The response rate is higher than other recent surveys of psychological services in hospice and palliative care settings [14, 15], although not as high as the 74% achieved in the 2005 UK hospice survey [13]. To help maintain response rate, participants could skip questions they did not know the answer to, thus a number of participants skipped at least some questions (particularly the more complex ‘matrix’ style questions), limiting the validity of results. As with all surveys, response bias is an intrinsic risk [38]. Our results may reflect the views of hospices and hospice staff with an interest in psychological care, or with more time and resource. That said, overall the sample was fairly representative of the Hospice UK membership list in terms of location and service management. The sample size was large enough to gather a wide range of views and experiences, and the majority of hospices offered a community service, which is how the majority of hospice care is delivered in the UK [26]. This survey does not capture the views and experiences of people receiving care from hospices. Future research could explore to what extent patient experiences align with staff perceptions, to ensure the recommendations made in this paper speak to a patient-centred care model.
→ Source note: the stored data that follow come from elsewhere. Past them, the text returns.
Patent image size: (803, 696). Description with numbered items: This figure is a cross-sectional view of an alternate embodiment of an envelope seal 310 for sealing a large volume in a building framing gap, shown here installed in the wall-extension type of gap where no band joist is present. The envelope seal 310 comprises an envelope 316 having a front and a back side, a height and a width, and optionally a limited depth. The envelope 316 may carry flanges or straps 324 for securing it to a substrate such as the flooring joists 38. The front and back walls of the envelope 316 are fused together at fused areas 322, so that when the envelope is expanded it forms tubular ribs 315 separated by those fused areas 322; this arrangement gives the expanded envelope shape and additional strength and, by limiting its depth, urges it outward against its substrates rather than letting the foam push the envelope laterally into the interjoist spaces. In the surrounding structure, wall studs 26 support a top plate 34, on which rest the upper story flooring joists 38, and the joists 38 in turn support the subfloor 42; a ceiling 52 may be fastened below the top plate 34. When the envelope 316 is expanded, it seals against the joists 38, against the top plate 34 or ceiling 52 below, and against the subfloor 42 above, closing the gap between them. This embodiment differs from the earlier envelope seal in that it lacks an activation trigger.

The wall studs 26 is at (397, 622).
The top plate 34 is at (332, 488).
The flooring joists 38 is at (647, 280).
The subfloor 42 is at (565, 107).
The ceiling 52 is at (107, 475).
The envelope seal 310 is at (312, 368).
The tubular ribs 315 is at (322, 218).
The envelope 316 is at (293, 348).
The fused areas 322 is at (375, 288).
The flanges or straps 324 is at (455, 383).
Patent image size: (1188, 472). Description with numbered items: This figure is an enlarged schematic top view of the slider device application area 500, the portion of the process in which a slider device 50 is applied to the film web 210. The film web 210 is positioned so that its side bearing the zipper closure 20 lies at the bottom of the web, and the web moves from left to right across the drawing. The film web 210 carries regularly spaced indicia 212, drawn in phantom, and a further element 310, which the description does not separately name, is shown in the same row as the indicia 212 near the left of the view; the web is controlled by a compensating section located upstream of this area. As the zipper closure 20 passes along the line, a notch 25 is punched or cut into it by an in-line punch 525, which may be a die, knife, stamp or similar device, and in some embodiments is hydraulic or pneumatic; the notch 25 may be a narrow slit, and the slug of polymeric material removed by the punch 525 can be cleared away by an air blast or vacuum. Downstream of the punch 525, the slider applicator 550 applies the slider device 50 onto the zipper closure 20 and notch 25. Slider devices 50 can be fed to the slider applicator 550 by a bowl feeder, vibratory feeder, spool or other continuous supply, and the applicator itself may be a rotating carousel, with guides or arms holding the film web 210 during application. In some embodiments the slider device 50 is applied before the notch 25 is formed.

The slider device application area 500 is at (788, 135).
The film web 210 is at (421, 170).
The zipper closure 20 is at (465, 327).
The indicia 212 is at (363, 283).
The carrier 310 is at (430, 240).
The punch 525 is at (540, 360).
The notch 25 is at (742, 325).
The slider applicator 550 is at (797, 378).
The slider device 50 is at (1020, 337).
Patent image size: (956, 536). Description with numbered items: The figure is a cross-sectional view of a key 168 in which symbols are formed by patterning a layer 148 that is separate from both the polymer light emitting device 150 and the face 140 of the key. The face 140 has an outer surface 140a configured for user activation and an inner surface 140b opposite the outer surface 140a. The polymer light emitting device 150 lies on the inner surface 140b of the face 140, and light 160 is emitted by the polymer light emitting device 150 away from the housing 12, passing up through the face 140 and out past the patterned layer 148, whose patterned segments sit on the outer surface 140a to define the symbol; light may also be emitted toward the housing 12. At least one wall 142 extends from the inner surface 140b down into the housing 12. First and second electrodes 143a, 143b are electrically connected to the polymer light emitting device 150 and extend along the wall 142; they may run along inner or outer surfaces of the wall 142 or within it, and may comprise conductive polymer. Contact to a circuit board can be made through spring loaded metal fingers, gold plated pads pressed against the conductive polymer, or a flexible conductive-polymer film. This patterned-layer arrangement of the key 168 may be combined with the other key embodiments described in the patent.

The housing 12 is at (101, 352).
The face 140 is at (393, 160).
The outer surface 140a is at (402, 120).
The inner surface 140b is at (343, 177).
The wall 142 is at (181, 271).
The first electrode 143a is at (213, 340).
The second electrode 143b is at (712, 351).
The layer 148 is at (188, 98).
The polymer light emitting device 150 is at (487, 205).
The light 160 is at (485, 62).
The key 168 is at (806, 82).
This survey was conducted before the COVID-19 pandemic, which is damaging the funding available to the hospice sector, and changing ways of delivering care [17]. An update and comparison to this survey is recommended following this health crisis as it is likely to significantly impact on the way hospices provide psychological support to their patients, including adaptations to deliver care remotely [39]. Indeed this survey could act as a benchmark for the impact of COVID-19 on psychological services provided by UK hospices. Likewise, this survey could provide key grounding information for any international comparison of psychological services (similar to past work by taskforces set up by the European Association for Palliative Care on carers and spirituality [40,41,42]) to inform information sharing, standardisation of good practice and guideline development.

What this study adds

This is an update and extension of existing research into the provision of psychological care in UK hospices [13]. The results provide insights into the psychological services that are currently available in UK hospices, as well as what hospice staff view as key gaps, facilitators and barriers to providing high quality care across the full spectrum of NICE-defined levels.

Conclusion

The survey indicates that in the UK, access to specialist psychological support has improved over the past decade. Audits, clear referral structures, partnering with external services, and effective assessment of needs and outcomes of psychological support were highlighted as key facilitators for good psychological care. Despite these improvements, a notable proportion of hospices reported that they were unable to fully meet patient needs, with resource and funding identified as common barriers. Developing collaborative partnerships with external services to provide support could be a practical way of addressing these challenges, and is likely to be key on an international level. Future research should also include international surveys and comparisons of psychological services offered by hospices outside the UK to provide valuable global perspectives and context to these results. It will also be important to explore the evolving impact of the ongoing COVID-19 pandemic on the adequacy of psychological care in hospices, and this survey can act as a benchmark.